Originally posted by HighLordDave
@Lazarus:
If you take a reasonable, free-thinking individual and put him or her in a group, it is very easy to make those people behave in a way that is neither resonable or free-thinking. It's the mob mentality. It's not that you or I or your neighbour up the street are simple automatons moving about at the whim of some indisious master plan, but that as a group, people are swayed by marketing and charisma.

The field of demography arose out of the study of group tendencies and political parties (and advertising agencies) devote a lot of time and energy into getting masses of people to vote a certain way, support a certain cause or buy a certain product.

You believe that you are an individual unswayed by advertising on TV, soundbytes on the news and capable of becoming informed of issues in the next election and getting to know the candidates. Can you say the same about your neighbours?
@HighLordDave; I wouldn't care to guess the content of my neighbor's mind. What I do protest is the assumption on your part that my neighbor will be ruled my "mob mentality." :( I find it disheartening that people are always willing to assume the worst of human nature.
Originally posted by HighLordDave Let me ask you this: do you live in a state that allows voters to vote a straight-party ticket by pressing a single lever or marking a single column on the ballot? Do you know people who vote straight-party tickets? If you don't, you are a very fortunate person.

My argument is not that third parties cannot be effective. Nor is it that individuals cannot make a difference. My argument is that the Democrats and Republicans have installed themselves in power and have made it very hard for anyone else to have a say or a share in the power.
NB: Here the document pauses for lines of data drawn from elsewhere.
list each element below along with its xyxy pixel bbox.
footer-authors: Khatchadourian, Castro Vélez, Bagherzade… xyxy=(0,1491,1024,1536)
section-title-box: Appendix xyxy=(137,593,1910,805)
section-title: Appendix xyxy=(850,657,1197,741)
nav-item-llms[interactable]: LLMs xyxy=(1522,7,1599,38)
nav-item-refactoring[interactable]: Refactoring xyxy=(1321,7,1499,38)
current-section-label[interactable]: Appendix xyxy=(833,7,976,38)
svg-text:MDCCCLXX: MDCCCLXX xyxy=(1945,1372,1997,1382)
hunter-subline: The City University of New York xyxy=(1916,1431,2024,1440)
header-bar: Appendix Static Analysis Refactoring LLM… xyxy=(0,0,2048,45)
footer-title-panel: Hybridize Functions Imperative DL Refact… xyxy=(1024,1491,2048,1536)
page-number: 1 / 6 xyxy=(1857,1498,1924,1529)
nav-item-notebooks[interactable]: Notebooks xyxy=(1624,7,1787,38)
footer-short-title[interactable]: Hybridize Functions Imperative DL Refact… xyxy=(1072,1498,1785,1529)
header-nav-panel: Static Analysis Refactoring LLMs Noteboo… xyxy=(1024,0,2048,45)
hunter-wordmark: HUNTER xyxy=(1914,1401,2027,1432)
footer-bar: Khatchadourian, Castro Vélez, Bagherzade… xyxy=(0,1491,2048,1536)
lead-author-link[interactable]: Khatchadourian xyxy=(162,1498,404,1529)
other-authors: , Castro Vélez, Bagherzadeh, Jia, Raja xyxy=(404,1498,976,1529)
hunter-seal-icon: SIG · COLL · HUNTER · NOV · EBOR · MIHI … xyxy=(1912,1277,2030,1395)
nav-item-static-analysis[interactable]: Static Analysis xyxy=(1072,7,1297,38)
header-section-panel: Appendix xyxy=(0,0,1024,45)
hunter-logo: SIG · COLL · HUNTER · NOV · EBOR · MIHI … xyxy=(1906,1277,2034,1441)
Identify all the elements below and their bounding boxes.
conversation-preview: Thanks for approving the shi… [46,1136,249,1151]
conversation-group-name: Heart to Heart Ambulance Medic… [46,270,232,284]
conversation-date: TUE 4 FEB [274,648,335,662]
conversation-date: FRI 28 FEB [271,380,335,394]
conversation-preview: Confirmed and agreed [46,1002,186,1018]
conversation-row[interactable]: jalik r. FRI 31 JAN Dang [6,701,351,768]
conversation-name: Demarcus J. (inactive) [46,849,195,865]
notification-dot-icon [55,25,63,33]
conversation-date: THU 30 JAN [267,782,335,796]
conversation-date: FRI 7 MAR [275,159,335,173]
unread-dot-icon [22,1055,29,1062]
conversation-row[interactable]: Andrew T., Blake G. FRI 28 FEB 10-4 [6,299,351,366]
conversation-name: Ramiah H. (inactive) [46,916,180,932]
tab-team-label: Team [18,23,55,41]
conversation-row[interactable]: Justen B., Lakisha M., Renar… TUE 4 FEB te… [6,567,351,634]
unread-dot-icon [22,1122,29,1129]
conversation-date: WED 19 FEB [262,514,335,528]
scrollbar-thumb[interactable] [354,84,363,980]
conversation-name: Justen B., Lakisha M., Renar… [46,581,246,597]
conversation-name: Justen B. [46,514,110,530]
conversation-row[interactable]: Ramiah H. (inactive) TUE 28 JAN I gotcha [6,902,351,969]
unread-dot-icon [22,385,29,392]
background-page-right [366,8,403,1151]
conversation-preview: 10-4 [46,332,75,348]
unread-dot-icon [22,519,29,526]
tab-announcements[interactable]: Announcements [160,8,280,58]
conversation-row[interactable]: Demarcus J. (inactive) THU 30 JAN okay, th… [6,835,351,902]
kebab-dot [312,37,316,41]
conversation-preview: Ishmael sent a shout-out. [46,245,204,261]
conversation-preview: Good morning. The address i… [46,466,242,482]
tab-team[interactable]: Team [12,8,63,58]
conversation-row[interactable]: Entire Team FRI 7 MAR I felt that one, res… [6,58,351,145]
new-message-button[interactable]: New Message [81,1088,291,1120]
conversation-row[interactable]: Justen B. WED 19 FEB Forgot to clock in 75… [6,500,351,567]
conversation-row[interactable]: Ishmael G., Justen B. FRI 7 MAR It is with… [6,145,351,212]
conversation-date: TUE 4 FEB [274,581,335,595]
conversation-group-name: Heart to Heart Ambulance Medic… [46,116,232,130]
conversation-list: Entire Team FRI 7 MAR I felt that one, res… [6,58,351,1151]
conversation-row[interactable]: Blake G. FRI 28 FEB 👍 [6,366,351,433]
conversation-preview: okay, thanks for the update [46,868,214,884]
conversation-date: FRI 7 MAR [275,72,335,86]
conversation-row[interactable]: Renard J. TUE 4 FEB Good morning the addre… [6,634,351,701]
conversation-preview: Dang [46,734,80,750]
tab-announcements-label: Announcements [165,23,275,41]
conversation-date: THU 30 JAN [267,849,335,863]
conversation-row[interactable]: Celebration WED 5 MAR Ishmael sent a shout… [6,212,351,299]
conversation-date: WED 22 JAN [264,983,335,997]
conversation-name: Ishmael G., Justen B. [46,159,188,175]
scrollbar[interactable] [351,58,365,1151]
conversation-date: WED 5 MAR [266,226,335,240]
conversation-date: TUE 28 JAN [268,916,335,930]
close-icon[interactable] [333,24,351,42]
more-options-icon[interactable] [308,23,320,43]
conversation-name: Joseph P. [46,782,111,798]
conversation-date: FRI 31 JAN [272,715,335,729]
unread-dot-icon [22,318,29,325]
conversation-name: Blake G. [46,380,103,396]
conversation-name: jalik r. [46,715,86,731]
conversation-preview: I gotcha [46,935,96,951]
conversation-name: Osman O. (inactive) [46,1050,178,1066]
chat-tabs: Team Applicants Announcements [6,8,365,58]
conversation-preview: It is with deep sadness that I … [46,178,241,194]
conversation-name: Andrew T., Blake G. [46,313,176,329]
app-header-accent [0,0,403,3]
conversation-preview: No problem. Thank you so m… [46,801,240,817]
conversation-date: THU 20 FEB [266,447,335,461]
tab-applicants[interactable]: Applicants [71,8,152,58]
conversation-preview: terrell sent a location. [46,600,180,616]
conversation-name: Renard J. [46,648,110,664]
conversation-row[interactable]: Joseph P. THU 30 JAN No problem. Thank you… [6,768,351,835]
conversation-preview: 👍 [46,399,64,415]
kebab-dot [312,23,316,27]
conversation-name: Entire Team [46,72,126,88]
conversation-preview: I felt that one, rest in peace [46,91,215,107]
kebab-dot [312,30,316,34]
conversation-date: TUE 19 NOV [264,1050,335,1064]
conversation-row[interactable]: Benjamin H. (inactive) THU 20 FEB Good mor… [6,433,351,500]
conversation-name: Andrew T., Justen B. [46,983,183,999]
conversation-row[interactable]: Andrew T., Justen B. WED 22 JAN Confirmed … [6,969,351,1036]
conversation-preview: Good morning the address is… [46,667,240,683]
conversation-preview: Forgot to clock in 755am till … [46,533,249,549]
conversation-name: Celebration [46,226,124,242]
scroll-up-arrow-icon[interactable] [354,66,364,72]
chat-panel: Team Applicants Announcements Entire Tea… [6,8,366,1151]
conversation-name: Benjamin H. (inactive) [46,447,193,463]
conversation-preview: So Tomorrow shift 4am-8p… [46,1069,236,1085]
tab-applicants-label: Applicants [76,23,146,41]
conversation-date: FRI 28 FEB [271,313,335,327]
I also believe that people vote in blocs regardless of their individual beliefs and that the public is easily swayed by advertising and flashy personalities.
Are you certain that the two major parties have installed themselves in positions of power? Or have they simply given the people what they want, and therefore been GIVEN that power? Again, I put it to you that the system is no more broken than the people that use it (or don't use it), and the Republicans and Democrats are no more powerful than the people have made them. So who/what is to blame? The system or the people?

Look, I dislike the two major parties as much as the next guy. I'm a radical capitalist! Do you think either one of the big parties has any understanding of that? No. But I do not decry the system, and I go and vote for the best option I can find. I believe that that is what we must all do. That IS within our power. And that CAN change the direction of the nation.


@fable: As I said, I don't know that peering into the future and playing out possible scenarios is very worthwhile. If you believe that some sea-change is necessary in the US system, but that it will never occur unless outside circumstances force it, then I must simply respectfully disagree.